Getting back on track, DNS requests currently reveal a lot of sensitive information to whomever during this process and in clear text, taking us back to the online tracking. It’s important that the DNS resolver – the server that simplifies the process mentioned above to convert a hostname to its IP address – refrains from leaking such information. Leaked information includes your IP address or IP network. Mozilla has actually partnered with Cloudflare to complete this process in a pro-privacy manner that I will expand on a bit below.
The Main Point
By now you might be wondering what I’m trying to get to, and that’s fair seeing I took some time to explain HTTP vs HTTPS and what DNS does. As for the point of this post, instead of sending DNS requests in a clear text manner, DNS requests can now be sent directly from your computer to Cloudflare’s DNS resolvers via HTTPS. From there, the DNS resolver will in turn limit the amount of information it reveals according to the QNAME minimization, or the DNS Query Name Minimization to Improve Privacy. In addition, instead of the requests originating from your network (and therefore your IP address), the request will now originate from Cloudflare directly.

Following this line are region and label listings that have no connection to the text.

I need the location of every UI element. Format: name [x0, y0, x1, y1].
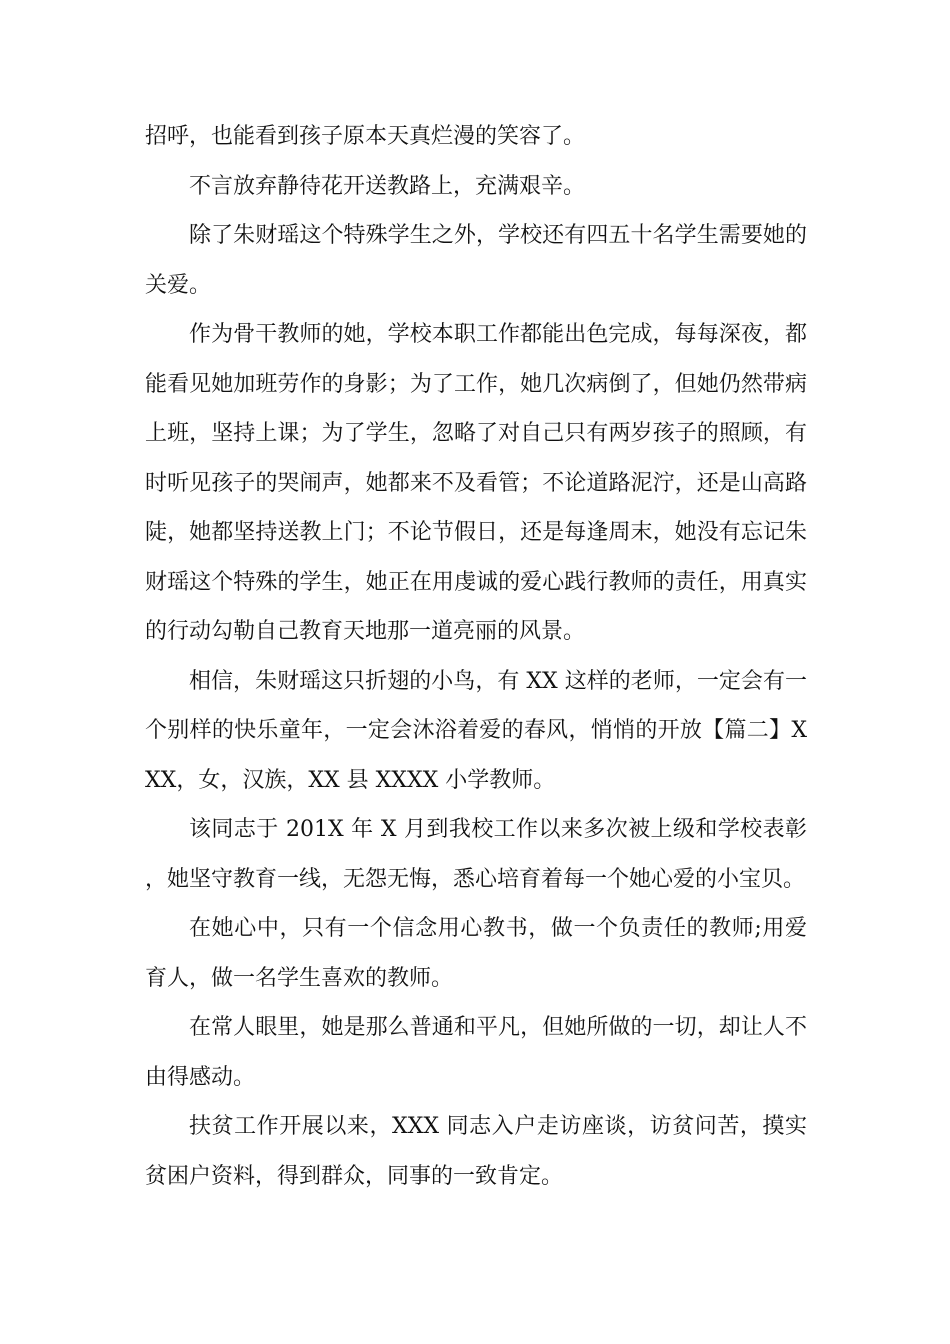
- paragraph: 除了朱财瑶这个特殊学生之外，学校还有四五十名学生需要她的关爱。: [145, 223, 807, 298]
- paragraph: 在常人眼里，她是那么普通和平凡，但她所做的一切，却让人不由得感动。: [145, 1015, 807, 1090]
- paragraph: 招呼，也能看到孩子原本天真烂漫的笑容了。: [145, 124, 586, 149]
- paragraph: 作为骨干教师的她，学校本职工作都能出色完成，每每深夜，都能看见她加班劳作的身影；为了工作，她几次病倒了，但她仍然带病上班，坚持上课；为了学生，忽略了对自己只有两岁孩子的照顾，有时听见孩子的哭闹声，她都来不及看管；不论道路泥泞，还是山高路陡，她都坚持送教上门；不论节假日，还是每逢周末，她没有忘记朱财瑶这个特殊的学生，她正在用虔诚的爱心践行教师的责任，用真实的行动勾勒自己教育天地那一道亮丽的风景。: [145, 322, 807, 644]
- paragraph: 在她心中，只有一个信念用心教书，做一个负责任的教师;用爱育人，做一名学生喜欢的教师。: [145, 916, 807, 991]
- paragraph: 扶贫工作开展以来，XXX 同志入户走访座谈，访贫问苦，摸实贫困户资料，得到群众，同事的一致肯定。: [145, 1114, 807, 1189]
- paragraph: 该同志于 201X 年 X 月到我校工作以来多次被上级和学校表彰，她坚守教育一线，无怨无悔，悉心培育着每一个她心爱的小宝贝。: [145, 817, 807, 892]
- paragraph: 不言放弃静待花开送教路上，充满艰辛。: [189, 173, 586, 199]
- document-body: [145, 112, 807, 1201]
- paragraph: 相信，朱财瑶这只折翅的小鸟，有 XX 这样的老师，一定会有一个别样的快乐童年，一定会沐浴着爱的春风，悄悄的开放【篇二】XXX，女，汉族，XX 县 XXXX 小学教师。: [145, 668, 807, 793]
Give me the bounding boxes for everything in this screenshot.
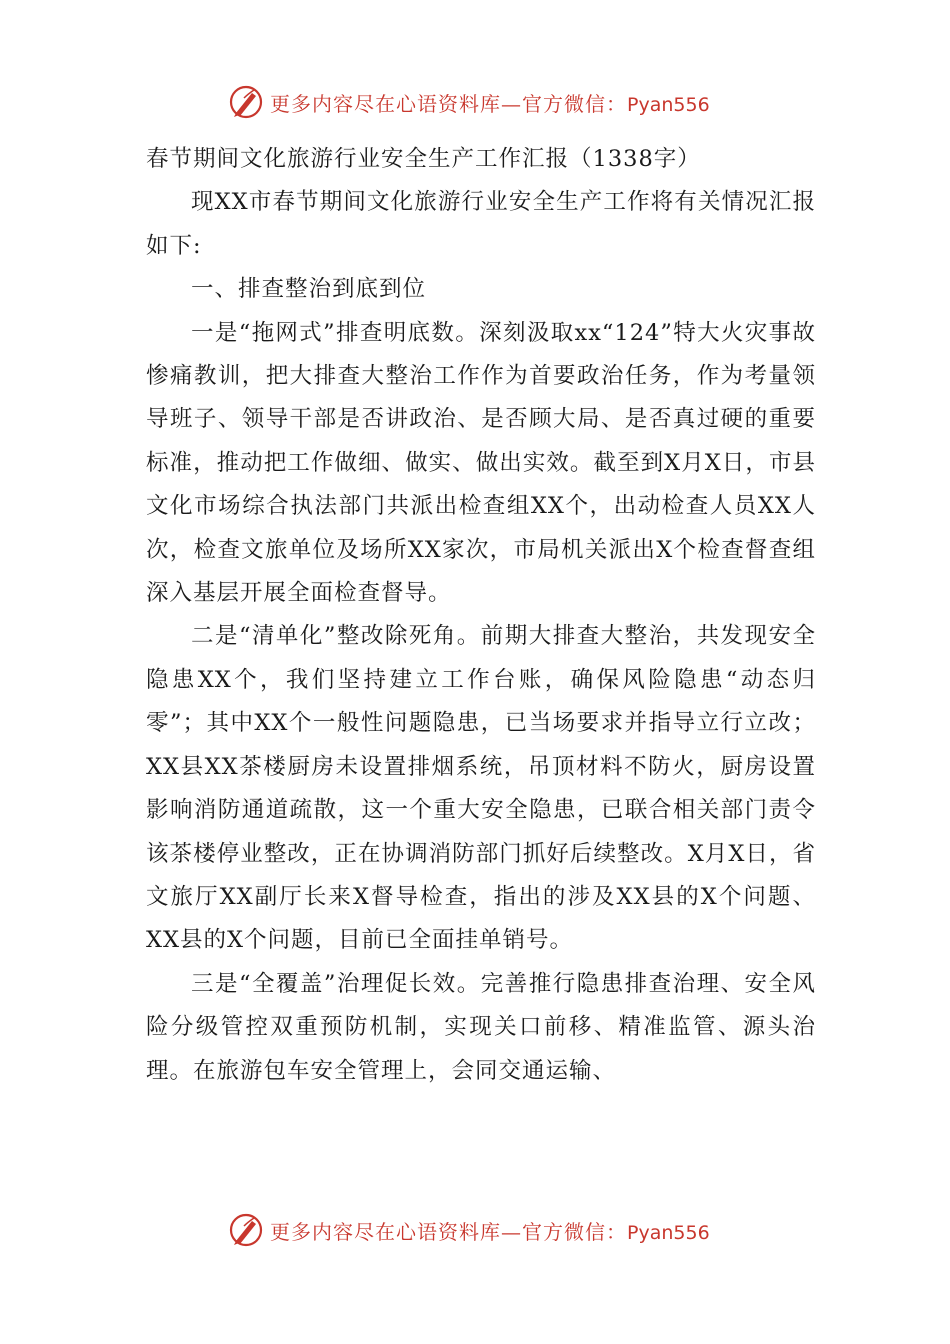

Simple and easy to understand, right?
Conclusion and Takeaways
One thing I want to be sure to include in this post is that just because this new process is kicking in with Mozilla’s Firefox, this isn’t a solution for all threats. The blog post goes on to explain that even after obtaining a web server’s IP address in a more secure fashion, you still need to connect to that server and then to that website. Nowadays one IP address may be associated with numerous hostnames; this helps save IP addresses by associating a single IP address with more than just a single hostname – hosting providers are a great example of this.
Now the issue with this is that in order to establish an encrypted communication channel between you and said website, you must first connect to the IP address while mentioning which website on that IP address you want to connect to, and then work out an encryption algorithm. Therefore, network snoopers will still see which IP address and website you connect to, but that’s about all they have access to. One fun fact that I learned from the post is that if you access a different website that’s still on that same IP address, that channel will be encrypted from the get-go – something known as HTTP/2.
To recap, a lot of network traffic is passed along in clear text. The clear text content is readable by any network hop along the way – this is how tracking is done. HTTPS is used to limit the amount of leaked information by establishing a secured channel between network endpoints. Mozilla’s Firefox will now directly send DNS requests – which are in plain text – to a trusted DNS resolver (Cloudflare) using HTTPS instead of regular plain text. That DNS resolver will resolve a given hostname to its IP address for you using its own IP address instead of revealing yours. Once you get that IP address of your desired hostname, your browser then makes a separate request to said IP address specifying the desired hostname you’d like to reach – which is still unfortunately in plain text. From there, granted that the website uses HTTPS certificates, any data exchanged between you and the server will be encrypted there on out.
I think this is a great step in the right direction in promoting user privacy. I urge users to really consider rolling this out – be it business use or even home use. Don’t get me wrong, online ads can be great, but it’s also kind of creepy knowing that our Internet Service Providers can more or less profile us based on what we’re accessing and then sell that information.